As in other Western countries, cardiovascular disease (CVD) is the leading cause of death among women in Taiwan, exceeding the mortality from cervical or breast cancer. Women generally present with CVD after menopause and later than men, since menopause-related estrogen deficiency has been considered to be associated with an increased risk for CVD. Thus, coronary artery diseases and stroke are the two main contributors of mortality among postmenopausal women. Observational studies have reported a reduction in coronary artery disease risk after hormone therapy (HT) ranging from 31-44%. However, recent randomized controlled trials that evaluated the effect of HT on primary and secondary CVD prevention have questioned the efficacy of HT, despite confirming the lipid-lowering effect of estrogen. However, a cluster of factors are responsible for the genesis and progression of CVD. Until we further evaluate their specific actions and how these different factors interact, the issue related to HT and cardiovascular risk will remain unsettled. Since these studies have contributed to our understanding of the benefits and risks associated with HT, HT use should be individualized after consideration of the condition of each postmenopausal patient. Ideally, the efficacy of different preparations and dosages of HT in postmenopausal women who are at risk of CVD, before atheromatous lesions have developed, should be investigated.

摘要

与其他西方国家一样,心血管疾病(CVD)是台湾女性的主要死因,超过了宫颈癌或乳腺癌的死亡率。
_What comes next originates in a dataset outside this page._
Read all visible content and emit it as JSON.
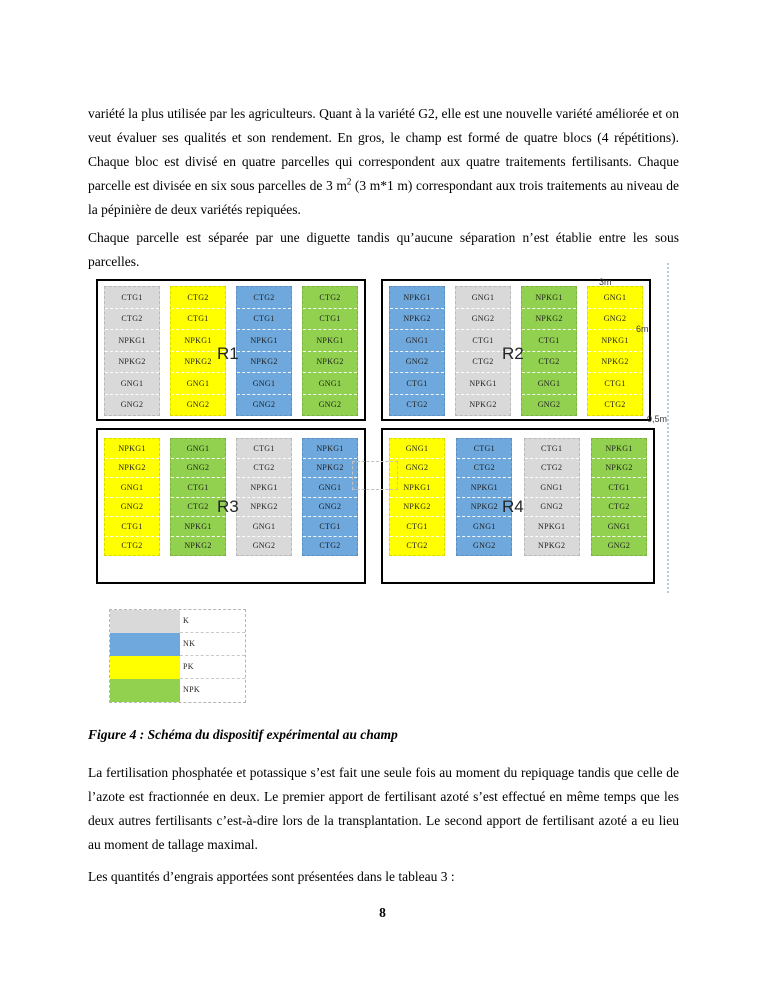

女性通常在绝经后出现心血管疾病,且比男性晚,因为绝经相关的雌激素缺乏被认为与心血管疾病风险增加有关。因此,冠状动脉疾病和中风是绝经后女性死亡的两个主要原因。观察性研究报告称,激素疗法(HT)后冠状动脉疾病风险降低了31%-44%。然而,最近评估HT对原发性和继发性CVD预防作用的随机对照试验对HT的疗效提出了质疑,尽管证实了雌激素的降脂作用。然而,一系列因素导致了心血管疾病的发生和发展。在我们进一步评估它们的具体作用以及这些不同因素如何相互作用之前,与HT和心血管风险相关的问题仍将悬而未决。由于这些研究有助于我们了解与HT相关的益处和风险,在考虑每位绝经后患者的情况后,HT的使用应个体化。理想情况下,应该研究不同制剂和剂量的HT对有心血管疾病风险、在动脉粥样硬化病变形成之前的绝经后女性的疗效。